Well for now I simply used @nevrome solution to simply generate a new word file and make a version control of these two using an original microsoft word.

This solution is manual, error prone and does not store the data about the user who had introduced these changes. But it works, and is enough for the publishers when they require a marked up version of a revised manuscript.

wolass avatar Mar 08 '18 13:03 wolass

I asked around : https://stackoverflow.com/questions/49175151/how-to-track-changes-in-word-docx-files-generated-from-within-r

Tomas Hovorka wrote:

good question. I think from the point of reproducibility I would use packages like officer or ReporteRs to load both files and have a look on some packages in R for comparing objects (e.g. compareDT). Then and use some of comparison functions.
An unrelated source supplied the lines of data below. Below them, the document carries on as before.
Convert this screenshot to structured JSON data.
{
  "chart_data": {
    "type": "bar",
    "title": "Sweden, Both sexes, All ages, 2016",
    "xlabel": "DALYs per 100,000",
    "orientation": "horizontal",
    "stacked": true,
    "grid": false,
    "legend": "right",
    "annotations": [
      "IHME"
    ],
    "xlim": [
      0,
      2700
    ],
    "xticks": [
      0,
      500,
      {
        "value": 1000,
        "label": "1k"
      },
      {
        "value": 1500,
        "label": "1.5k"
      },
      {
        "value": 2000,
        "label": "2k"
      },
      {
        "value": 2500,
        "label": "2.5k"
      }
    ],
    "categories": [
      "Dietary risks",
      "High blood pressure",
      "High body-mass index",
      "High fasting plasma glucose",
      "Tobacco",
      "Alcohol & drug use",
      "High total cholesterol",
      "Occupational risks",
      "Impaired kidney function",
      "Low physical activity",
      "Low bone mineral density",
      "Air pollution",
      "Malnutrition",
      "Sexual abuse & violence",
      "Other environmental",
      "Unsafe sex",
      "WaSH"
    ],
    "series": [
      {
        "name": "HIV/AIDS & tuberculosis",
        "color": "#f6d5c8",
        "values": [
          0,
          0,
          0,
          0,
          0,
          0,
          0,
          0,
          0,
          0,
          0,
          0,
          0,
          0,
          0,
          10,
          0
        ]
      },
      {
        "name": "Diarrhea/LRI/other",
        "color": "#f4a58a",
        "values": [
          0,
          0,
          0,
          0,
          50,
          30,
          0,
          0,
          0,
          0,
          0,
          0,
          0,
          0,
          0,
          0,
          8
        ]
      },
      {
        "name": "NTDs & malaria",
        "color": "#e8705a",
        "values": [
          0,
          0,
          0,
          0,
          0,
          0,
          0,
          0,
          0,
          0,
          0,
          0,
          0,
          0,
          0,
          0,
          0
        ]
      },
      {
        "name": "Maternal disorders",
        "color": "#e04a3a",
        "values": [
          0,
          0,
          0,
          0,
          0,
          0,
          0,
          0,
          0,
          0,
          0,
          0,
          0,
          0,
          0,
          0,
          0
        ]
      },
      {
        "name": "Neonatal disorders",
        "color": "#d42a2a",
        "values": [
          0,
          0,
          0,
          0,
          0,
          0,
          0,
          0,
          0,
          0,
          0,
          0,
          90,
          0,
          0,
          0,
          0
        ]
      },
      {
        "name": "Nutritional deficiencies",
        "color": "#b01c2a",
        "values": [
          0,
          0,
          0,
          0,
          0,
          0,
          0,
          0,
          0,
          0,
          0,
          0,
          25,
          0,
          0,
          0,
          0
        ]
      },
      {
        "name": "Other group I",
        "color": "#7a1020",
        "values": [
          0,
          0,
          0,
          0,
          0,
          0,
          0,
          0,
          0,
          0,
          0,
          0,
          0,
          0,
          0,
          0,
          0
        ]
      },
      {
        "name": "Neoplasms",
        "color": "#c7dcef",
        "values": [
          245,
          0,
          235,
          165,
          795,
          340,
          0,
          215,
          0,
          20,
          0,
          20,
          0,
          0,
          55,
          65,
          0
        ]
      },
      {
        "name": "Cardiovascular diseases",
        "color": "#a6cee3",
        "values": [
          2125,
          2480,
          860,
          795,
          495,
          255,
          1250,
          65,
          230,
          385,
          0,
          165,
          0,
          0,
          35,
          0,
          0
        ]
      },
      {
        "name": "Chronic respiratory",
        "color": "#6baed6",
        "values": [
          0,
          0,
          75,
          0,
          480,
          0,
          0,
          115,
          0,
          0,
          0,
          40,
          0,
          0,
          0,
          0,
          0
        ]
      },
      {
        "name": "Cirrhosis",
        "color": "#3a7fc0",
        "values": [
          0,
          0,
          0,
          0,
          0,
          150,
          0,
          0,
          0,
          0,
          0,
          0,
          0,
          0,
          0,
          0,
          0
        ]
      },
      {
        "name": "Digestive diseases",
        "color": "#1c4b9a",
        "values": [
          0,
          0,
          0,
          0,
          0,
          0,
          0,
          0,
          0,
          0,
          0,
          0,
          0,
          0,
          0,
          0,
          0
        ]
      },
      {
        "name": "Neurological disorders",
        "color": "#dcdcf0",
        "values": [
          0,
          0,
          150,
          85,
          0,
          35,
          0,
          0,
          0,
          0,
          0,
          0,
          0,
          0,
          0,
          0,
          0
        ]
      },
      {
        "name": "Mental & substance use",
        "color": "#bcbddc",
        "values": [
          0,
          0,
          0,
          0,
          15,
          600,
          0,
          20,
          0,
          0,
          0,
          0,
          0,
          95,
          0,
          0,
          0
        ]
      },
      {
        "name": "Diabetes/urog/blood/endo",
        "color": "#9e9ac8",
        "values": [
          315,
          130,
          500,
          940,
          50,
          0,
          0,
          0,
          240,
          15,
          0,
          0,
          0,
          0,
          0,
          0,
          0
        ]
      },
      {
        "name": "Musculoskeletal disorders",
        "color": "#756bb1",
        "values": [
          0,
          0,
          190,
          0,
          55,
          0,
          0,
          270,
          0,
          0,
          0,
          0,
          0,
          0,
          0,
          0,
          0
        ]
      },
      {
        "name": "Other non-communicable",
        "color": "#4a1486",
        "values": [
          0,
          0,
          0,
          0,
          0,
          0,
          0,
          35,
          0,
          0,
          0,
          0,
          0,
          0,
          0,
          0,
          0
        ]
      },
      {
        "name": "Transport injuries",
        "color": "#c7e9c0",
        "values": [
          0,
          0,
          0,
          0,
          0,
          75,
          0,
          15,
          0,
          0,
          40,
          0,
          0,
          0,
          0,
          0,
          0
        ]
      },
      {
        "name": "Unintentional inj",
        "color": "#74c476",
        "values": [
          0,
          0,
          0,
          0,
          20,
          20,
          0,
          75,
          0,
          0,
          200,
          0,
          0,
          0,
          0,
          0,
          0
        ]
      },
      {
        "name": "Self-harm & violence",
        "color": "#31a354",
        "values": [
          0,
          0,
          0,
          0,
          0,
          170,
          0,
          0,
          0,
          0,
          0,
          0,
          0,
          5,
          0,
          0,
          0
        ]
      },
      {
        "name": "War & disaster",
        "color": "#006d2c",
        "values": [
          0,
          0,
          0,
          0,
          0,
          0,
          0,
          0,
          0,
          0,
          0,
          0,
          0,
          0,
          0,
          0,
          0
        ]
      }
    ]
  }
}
Nothing specific to WordR package I can offer though.

t

wolass avatar Mar 08 '18 14:03 wolass

An excellent possible solution to this problem is the https://github.com/noamross/redoc pkg which enables 'a two-way R-Markdown ⟷ Microsoft Word workflow'. It can digest MS Word track changes and convert to Critic Markup in Rmd.

benmarwick avatar Apr 16 '19 22:04 benmarwick

If we can do something like this with word_document2 and redoc, then we might have a solution here:

image

@wolass would you be able to try that and let us know what you find out? Thank you very much!